Seusai pembahasan surat dari Jenderal De Kock, Kiai Maja berpamitan
kepada Pangeran Diponegoro untuk pulang ke Pajang. Sungguhpun, para
pendherek kurang menyepakati kalau Kiai Maja pulang ke Pajang, namun
Diponegoro mengizinkannya.
Tidak lama kemudian datanglah Sentot Prawiradirja dari Pagelen. Di
hadapan Pangeran Diponegoro, Prawiradirja melaporkan bahwa pasukannya telah
berhasil melumpuhkan pasukan musuh baik di Pagelen Barat maupun Pagelen
Tengah. Singkatnya, seluruh wilayah Pagelen sudah bisa dikuasainya. Mendengar
laporan Prawiradirja, Diponegoro merasa sangat bahagia.
Waktu terus bergerak. Hingga suatu saat, Pangeran Diponegoro ingin
meninggalkan Pengasih untuk bertempat tinggal di Pagelen yang sudah aman dari
serangan musuh. Namun sebelum pergi, datanglah Kiai Maja yang telah berjanji
kepada Mayor Belanda untuk menghentikan peperangan.
Di hadapan Pangeran Diponegoro, Kiai Maja mengutarakan isi hatinya
agar perang dihentikan. Diponegoro yang mengetahui bahwa perkataan Kiai Maja
tidak bisa dipegang, sontak marah. Karena ingin bertemu kembali dengan Mayor
Belanda itu, Kiai Maja meminta pamit pada Diponegoro untuk mati sabil.
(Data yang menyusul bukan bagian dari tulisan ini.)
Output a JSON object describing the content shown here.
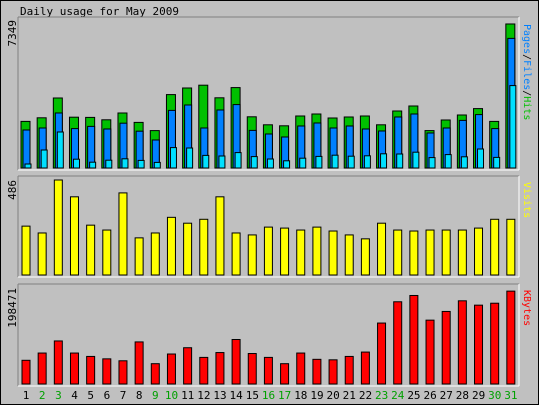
{
  "chart_data": [
    {
      "type": "bar",
      "title": "Daily usage for May 2009",
      "ymax_label": "7349",
      "ymax": 7349,
      "legend": [
        {
          "text": "Pages",
          "color": "#0080ff"
        },
        {
          "text": "/",
          "color": "#000000"
        },
        {
          "text": "Files",
          "color": "#0080ff"
        },
        {
          "text": "/",
          "color": "#000000"
        },
        {
          "text": "Hits",
          "color": "#00c000"
        }
      ],
      "colors": {
        "hits": "#00c000",
        "files": "#0080ff",
        "pages": "#00e0ff"
      },
      "series": [
        {
          "name": "Hits",
          "values": [
            2330,
            2510,
            3500,
            2540,
            2530,
            2410,
            2750,
            2280,
            1870,
            3670,
            4000,
            4140,
            3510,
            4020,
            2560,
            2160,
            2110,
            2600,
            2700,
            2500,
            2550,
            2600,
            2160,
            2850,
            3100,
            1870,
            2400,
            2650,
            2970,
            2330,
            7200
          ]
        },
        {
          "name": "Files",
          "values": [
            1900,
            2000,
            2750,
            1970,
            2080,
            1950,
            2240,
            1840,
            1400,
            2880,
            3150,
            2000,
            2900,
            3170,
            1880,
            1700,
            1550,
            2100,
            2250,
            2000,
            2100,
            1950,
            1850,
            2550,
            2700,
            1750,
            2000,
            2380,
            2670,
            1970,
            6480
          ]
        },
        {
          "name": "Pages",
          "values": [
            200,
            900,
            1800,
            440,
            290,
            390,
            460,
            380,
            280,
            1020,
            1000,
            630,
            600,
            770,
            570,
            450,
            360,
            490,
            580,
            640,
            590,
            610,
            710,
            700,
            790,
            520,
            670,
            560,
            950,
            530,
            4120
          ]
        }
      ]
    },
    {
      "type": "bar",
      "ymax_label": "486",
      "ymax": 486,
      "legend": [
        {
          "text": "Visits",
          "color": "#ffff00"
        }
      ],
      "colors": {
        "visits": "#ffff00"
      },
      "series": [
        {
          "name": "Visits",
          "values": [
            250,
            215,
            486,
            400,
            255,
            230,
            420,
            190,
            215,
            295,
            265,
            285,
            400,
            215,
            205,
            245,
            240,
            230,
            245,
            225,
            205,
            185,
            265,
            230,
            225,
            230,
            230,
            230,
            240,
            285,
            285
          ]
        }
      ]
    },
    {
      "type": "bar",
      "ymax_label": "198471",
      "ymax": 198471,
      "legend": [
        {
          "text": "KBytes",
          "color": "#ff0000"
        }
      ],
      "colors": {
        "kbytes": "#ff0000"
      },
      "series": [
        {
          "name": "KBytes",
          "values": [
            49000,
            64000,
            89000,
            64000,
            57000,
            52000,
            48000,
            87000,
            42000,
            62000,
            75000,
            55000,
            65000,
            92000,
            63000,
            55000,
            42000,
            64000,
            51000,
            50000,
            57000,
            66000,
            126000,
            170000,
            183000,
            132000,
            150000,
            172000,
            163000,
            167000,
            192000
          ]
        }
      ]
    }
  ],
  "days": [
    "1",
    "2",
    "3",
    "4",
    "5",
    "6",
    "7",
    "8",
    "9",
    "10",
    "11",
    "12",
    "13",
    "14",
    "15",
    "16",
    "17",
    "18",
    "19",
    "20",
    "21",
    "22",
    "23",
    "24",
    "25",
    "26",
    "27",
    "28",
    "29",
    "30",
    "31"
  ],
  "weekend_days": [
    "2",
    "3",
    "9",
    "10",
    "16",
    "17",
    "23",
    "24",
    "30",
    "31"
  ],
  "day_colors": {
    "weekday": "#000000",
    "weekend": "#00a000"
  }
}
Selepas Kiai Maja, Pangeran Diponegoro pergi ke Pagelen. Sewaktu
ditinggal oleh Dipanegera, Pengasih diserang pasukan musuh yang berbaris di
Nanggulan. Sungguhpun banyak pasukan Islam yang gugur saat mendapat
serangan musuh, namun Pengasih dapat direbut kembali sekembali Diponegoro
berserta pasukannya dari Pagelen.
Beberapa hari sesudah tinggal di Pengasih, Pangeran Diponegoro
mendapatkan surat perdamaian dari Jenderal De Kock yang disampaikan oleh
Kiai Kasan Besari, Kiai Dhadhapan, dan Kapten Rup. Sesudah membaca surat
dari De Kock yang berisikan permohonan penghentian perang serta mengetahui
bahwa Kiai Maja berada di Betawi, wajah Diponegoro tampak terbakar. Seusai
memberikan mandat pada Raden Basah, Raden Ngabehi, Dolah Badarrodin, dan
Pangeran Puryawija untuk mengembalikan Kapten Rup; Diponegoro
meninggalkan ruang pertemuan itu.
Raden Basah yang disertai Raden Ngabehi, Dolah Badarrodin, dan
Pangeran Puryawija menemui Kapten Rup. Kepada Kapten Rup, Raden Basah
menyatakan bahwa Pangeran Diponegoro tidak mau memenuhi permintaan
Jenderal De Kock. Sesudah mendapat jawaban dari Raden Basah, Kapten Rup
kembali ke Betawi dengan tangan kosong. [ ]

142
KEDUKAAN DEMI KEDUKAAN
DIPONEGORO
DITOLAKNYA permintaan perdamaian dari Jenderal De Kock pada Pangeran
Diponegoro kembali menimbulkan perang antara pasukan Islam melawan pasukan
murtad dan kafir Belanda. Perang yang pertama kali terjadi di Jelatar dan Sepuran.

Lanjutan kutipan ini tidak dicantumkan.